# MTB Siegerland neuer Hotspot?



## JSRacing (28. Dezember 2019)

Hallo Jungs,
in der aktuellen MountainBike Zeitschrift ist ein Artikel drin über das Siegerland rund um Siegen so wie ich es verstanden habe.
Hört sich sehr Interessant an. Es wird aber geschrieben das wenn man nicht Ortskundig ist leider nur wenig Trails finden wird da es nur eine Handvoll ausgeschrieben und Beschildert gibt aber Tausend andere. Gibt es in der gegend vielleicht BikeHotels in dem man Übernachten kann und man die GPS Touren vom Wirt bekommen kann, so bin ich es zumindest von Süd Tirol gewöhnt.
Google bin ich leider nicht weiter gekommen. Falls jemand Interesse hat kauft euch die MountaiBike der artikel finde ich sehr gut.

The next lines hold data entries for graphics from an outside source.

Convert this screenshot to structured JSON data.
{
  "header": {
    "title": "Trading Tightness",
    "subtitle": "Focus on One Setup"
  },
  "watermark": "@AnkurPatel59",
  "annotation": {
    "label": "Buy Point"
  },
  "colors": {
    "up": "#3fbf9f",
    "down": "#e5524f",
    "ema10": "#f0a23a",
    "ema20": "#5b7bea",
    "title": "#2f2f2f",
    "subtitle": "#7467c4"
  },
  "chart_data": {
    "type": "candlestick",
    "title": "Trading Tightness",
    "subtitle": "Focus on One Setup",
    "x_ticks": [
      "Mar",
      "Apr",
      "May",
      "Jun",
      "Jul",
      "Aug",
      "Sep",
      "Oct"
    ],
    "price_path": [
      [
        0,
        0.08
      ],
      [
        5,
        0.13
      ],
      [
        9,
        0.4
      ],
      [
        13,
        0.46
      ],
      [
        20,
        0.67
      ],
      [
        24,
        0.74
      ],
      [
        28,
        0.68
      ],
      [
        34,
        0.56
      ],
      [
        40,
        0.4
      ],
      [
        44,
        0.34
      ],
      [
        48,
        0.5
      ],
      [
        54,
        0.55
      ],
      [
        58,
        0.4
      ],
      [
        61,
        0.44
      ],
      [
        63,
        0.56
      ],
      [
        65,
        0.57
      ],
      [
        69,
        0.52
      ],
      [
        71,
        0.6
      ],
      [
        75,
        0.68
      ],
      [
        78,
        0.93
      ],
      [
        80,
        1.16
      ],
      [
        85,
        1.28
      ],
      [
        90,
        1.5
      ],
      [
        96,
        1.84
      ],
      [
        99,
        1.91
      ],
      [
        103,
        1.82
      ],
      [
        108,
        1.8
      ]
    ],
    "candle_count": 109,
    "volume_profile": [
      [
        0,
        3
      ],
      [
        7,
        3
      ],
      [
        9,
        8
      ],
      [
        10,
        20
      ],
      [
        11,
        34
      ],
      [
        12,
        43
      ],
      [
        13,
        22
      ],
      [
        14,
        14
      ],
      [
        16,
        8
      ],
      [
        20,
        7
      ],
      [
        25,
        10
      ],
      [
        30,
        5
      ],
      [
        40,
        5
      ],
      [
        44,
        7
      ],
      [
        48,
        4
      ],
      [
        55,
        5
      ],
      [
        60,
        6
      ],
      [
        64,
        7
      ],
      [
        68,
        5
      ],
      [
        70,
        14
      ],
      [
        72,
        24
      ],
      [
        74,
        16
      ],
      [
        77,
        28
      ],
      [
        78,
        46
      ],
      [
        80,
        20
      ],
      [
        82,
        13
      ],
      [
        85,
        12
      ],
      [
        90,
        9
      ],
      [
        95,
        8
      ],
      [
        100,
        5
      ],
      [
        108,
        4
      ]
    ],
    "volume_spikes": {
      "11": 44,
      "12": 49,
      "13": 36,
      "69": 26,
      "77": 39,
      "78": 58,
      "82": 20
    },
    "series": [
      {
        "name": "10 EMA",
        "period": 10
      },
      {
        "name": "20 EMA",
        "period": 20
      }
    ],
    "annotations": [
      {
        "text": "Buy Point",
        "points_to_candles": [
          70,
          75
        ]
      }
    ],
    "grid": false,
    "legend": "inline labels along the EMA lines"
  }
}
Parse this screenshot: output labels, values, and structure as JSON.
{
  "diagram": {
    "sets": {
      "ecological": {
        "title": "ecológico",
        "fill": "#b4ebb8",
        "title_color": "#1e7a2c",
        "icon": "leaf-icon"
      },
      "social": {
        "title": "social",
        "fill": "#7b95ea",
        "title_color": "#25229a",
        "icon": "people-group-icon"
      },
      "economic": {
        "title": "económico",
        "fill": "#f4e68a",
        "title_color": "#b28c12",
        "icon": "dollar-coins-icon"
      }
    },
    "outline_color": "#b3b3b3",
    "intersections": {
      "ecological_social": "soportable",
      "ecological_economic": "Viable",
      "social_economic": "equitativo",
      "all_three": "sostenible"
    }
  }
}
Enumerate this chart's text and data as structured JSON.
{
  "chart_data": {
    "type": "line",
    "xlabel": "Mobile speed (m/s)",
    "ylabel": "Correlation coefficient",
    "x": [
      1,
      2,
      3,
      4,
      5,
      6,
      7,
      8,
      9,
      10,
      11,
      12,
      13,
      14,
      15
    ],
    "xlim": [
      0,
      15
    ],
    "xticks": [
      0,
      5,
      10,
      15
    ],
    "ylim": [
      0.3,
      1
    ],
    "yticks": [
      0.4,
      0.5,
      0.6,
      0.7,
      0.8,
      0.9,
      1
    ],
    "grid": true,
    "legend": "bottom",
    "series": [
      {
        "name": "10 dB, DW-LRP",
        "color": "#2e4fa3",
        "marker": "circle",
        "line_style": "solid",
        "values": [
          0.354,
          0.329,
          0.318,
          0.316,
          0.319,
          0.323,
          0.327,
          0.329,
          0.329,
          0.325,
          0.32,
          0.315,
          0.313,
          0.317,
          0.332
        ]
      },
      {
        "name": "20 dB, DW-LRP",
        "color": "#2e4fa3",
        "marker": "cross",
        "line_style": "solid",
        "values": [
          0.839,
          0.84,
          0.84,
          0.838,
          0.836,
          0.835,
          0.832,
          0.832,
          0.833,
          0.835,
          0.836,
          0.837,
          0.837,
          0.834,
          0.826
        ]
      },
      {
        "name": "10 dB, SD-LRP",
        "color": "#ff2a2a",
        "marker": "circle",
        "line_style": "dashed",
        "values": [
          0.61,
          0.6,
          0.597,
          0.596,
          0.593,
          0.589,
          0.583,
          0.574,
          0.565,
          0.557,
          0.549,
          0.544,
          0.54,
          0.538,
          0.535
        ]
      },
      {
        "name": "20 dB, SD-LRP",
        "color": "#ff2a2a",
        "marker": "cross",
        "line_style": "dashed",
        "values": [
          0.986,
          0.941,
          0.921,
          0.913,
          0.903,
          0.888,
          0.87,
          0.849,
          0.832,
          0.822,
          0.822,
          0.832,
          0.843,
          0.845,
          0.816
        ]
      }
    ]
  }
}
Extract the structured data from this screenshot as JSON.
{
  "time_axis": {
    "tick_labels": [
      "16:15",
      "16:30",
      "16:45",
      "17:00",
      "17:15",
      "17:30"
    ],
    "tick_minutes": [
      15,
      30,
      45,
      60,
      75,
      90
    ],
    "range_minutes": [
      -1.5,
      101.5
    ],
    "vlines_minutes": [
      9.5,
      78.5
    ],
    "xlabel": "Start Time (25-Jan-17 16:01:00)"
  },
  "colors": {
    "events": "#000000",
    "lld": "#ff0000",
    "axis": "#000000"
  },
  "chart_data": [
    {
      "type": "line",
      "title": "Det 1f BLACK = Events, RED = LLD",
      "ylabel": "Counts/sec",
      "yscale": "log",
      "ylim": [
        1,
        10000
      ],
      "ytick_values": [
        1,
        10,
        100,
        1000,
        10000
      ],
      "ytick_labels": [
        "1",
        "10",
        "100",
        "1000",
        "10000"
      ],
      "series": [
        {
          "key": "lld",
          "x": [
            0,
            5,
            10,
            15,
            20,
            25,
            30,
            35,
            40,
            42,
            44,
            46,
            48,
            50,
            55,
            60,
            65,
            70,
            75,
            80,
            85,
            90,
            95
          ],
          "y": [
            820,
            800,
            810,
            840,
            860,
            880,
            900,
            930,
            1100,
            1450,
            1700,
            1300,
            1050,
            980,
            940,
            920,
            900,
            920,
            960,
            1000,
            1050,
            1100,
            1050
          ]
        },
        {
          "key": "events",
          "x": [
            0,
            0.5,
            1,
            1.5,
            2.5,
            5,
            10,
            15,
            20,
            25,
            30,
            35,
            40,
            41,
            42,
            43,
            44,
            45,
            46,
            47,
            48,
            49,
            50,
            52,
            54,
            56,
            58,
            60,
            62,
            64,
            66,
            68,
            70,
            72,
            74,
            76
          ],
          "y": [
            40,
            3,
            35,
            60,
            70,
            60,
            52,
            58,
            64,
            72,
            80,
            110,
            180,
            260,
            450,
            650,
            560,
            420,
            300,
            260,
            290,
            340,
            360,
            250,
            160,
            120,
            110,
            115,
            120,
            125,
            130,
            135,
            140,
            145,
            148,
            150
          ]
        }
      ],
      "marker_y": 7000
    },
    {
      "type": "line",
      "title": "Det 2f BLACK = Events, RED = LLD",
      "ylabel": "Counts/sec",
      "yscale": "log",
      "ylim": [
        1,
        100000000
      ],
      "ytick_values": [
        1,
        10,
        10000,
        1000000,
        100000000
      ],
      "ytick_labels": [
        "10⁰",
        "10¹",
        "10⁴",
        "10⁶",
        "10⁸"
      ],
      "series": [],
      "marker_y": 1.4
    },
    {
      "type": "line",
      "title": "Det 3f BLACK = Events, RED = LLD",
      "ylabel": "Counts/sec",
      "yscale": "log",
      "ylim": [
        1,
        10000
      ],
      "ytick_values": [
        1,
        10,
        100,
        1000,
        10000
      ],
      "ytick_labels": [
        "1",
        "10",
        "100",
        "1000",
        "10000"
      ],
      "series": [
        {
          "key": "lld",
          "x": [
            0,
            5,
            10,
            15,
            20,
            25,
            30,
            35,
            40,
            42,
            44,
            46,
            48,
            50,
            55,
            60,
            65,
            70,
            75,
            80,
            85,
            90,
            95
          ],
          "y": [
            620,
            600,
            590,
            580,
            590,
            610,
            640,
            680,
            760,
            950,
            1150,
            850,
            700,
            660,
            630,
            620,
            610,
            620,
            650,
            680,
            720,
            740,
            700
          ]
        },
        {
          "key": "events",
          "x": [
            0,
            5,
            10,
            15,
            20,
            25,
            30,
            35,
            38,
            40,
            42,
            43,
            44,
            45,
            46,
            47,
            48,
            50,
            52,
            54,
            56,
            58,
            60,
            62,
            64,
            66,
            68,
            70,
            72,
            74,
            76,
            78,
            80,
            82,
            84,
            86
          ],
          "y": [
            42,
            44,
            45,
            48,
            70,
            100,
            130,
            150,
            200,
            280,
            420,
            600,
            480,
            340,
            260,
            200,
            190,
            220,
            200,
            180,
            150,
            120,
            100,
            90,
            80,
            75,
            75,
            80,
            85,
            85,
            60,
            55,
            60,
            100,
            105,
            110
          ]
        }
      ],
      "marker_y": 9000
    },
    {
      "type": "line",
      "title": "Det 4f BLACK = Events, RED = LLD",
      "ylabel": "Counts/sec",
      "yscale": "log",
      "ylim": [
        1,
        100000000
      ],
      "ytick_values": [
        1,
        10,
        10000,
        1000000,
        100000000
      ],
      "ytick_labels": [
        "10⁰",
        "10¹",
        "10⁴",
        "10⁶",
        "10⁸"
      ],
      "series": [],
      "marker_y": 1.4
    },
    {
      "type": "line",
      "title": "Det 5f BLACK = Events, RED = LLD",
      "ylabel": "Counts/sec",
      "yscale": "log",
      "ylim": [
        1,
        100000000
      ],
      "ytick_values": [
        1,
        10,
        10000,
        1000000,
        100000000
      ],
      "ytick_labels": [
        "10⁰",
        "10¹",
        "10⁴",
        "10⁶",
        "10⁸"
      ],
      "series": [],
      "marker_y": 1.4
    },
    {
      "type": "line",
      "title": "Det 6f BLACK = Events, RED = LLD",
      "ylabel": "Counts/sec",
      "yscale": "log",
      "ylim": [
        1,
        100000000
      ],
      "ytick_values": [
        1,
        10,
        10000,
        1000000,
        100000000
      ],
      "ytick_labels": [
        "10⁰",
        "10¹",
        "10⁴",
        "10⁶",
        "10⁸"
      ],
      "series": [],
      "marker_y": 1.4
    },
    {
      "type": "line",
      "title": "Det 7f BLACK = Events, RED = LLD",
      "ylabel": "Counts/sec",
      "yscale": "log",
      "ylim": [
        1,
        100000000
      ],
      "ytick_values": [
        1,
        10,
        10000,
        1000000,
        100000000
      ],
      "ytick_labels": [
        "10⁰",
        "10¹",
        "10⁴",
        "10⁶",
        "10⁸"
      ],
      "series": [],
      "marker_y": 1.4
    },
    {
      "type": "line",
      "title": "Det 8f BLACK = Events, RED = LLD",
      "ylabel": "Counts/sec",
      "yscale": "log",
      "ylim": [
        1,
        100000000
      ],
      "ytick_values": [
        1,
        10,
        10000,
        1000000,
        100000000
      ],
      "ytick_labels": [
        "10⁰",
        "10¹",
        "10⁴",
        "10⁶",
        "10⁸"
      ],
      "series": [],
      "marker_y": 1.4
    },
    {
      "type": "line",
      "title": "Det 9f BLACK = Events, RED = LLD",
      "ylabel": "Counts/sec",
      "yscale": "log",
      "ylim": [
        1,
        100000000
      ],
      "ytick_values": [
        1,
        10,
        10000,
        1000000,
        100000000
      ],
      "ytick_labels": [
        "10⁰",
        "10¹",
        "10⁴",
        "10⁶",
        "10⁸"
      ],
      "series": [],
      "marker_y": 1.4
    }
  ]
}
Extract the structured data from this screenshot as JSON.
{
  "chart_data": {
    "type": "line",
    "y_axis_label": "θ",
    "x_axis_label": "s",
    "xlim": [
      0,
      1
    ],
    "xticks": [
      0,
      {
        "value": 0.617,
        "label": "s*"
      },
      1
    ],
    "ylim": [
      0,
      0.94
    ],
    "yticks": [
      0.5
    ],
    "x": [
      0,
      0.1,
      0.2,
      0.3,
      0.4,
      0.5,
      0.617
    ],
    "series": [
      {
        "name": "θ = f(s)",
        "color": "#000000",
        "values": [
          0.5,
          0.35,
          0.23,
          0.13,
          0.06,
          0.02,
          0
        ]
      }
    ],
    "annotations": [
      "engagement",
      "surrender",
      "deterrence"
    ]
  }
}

Tipps an wen man sich wenden kann, oder Hotels die Bikerfreundlich sind gerne raushauen.

Danke
Grüße Julian

Wünsche einen Guten Rutsch ins neue Jahr


----------



## cxfahrer (28. Dezember 2019)

Ein neues Südtirol bei Siegen...?
Hast mal nen Link?
Meine Oma war aus Siegen, da wollte ich immer schon mal nen Grund finden mich dorthin zu verirren.


----------



## MTB-News.de




----------



## JSRacing (28. Dezember 2019)

cxfahrer schrieb:


> Ein neues Südtirol bei Siegen...?
> Hast mal nen Link?
> Meine Oma war aus Siegen, da wollte ich immer schon mal nen Grund finden mich dorthin zu verirren.


ein Link hab ich leider nicht da es in der aktuellen Mountainbike Zeitschrift drinn ist https://www.mountainbike-magazin.de/
naja ein neues Süd Tirol ist eventuell etwas übertrieben aber es liest sich so das es ausgebaut werden soll.

Grüße Julian


----------



## Epic-Treter (28. Dezember 2019)

Informationen kannst Du hier bekommen: https://www.mtbsiegerland.de

Von dem Gedanken einer Infrastruktur wie in Südtirol würde ich mich aber verabschieden. Touren mit Einheimischen zu fahren klappt aber immer.


----------



## Epic-Treter (28. Dezember 2019)

JSRacing schrieb:


> ein Link hab ich leider nicht da es in der aktuellen Mountainbike Zeitschrift drinn ist https://www.mountainbike-magazin.de/
> naja ein neues Süd Tirol ist eventuell etwas übertrieben aber es liest sich so das es ausgebaut werden soll.
> 
> Grüße Julian



Das mit dem Ausbau ist das übliche Politikergeschwalle

GPS-Touren: https://www.gps-tour.info/de/community/tours.mtb-siegerland.html


----------



## JSRacing (28. Dezember 2019)

Es hätte ja können sein das es ein Hotelbesitzer gibt der Biker ist und der sich diesen Geschäftsbereich an sich gerissen hat. Ist ja nicht so fernab zu Zeiten wo das Biken boomt!
Aber danke schonmal für die Hilfe bisher.

Grüße


----------



## Epic-Treter (28. Dezember 2019)

JSRacing schrieb:


> Es hätte ja können sein das es ein Hotelbesitzer gibt der Biker ist und der sich diesen Geschäftsbereich an sich gerissen hat. Ist ja nicht so fernab zu Zeiten wo das Biken boomt!
> Aber danke schonmal für die Hilfe bisher.
> 
> Grüße



so,wie der Tourismus in Siegerland boomt, musst du hier erst mal was finden.
Auf dem Siegerland Flughafen landen täglich bis zu 100 Maschinen von tui die Touristen hier einfliegen ?


----------



## hardtails (28. Dezember 2019)

Ich hab das am Flughafen während der Wartezeit gelesen.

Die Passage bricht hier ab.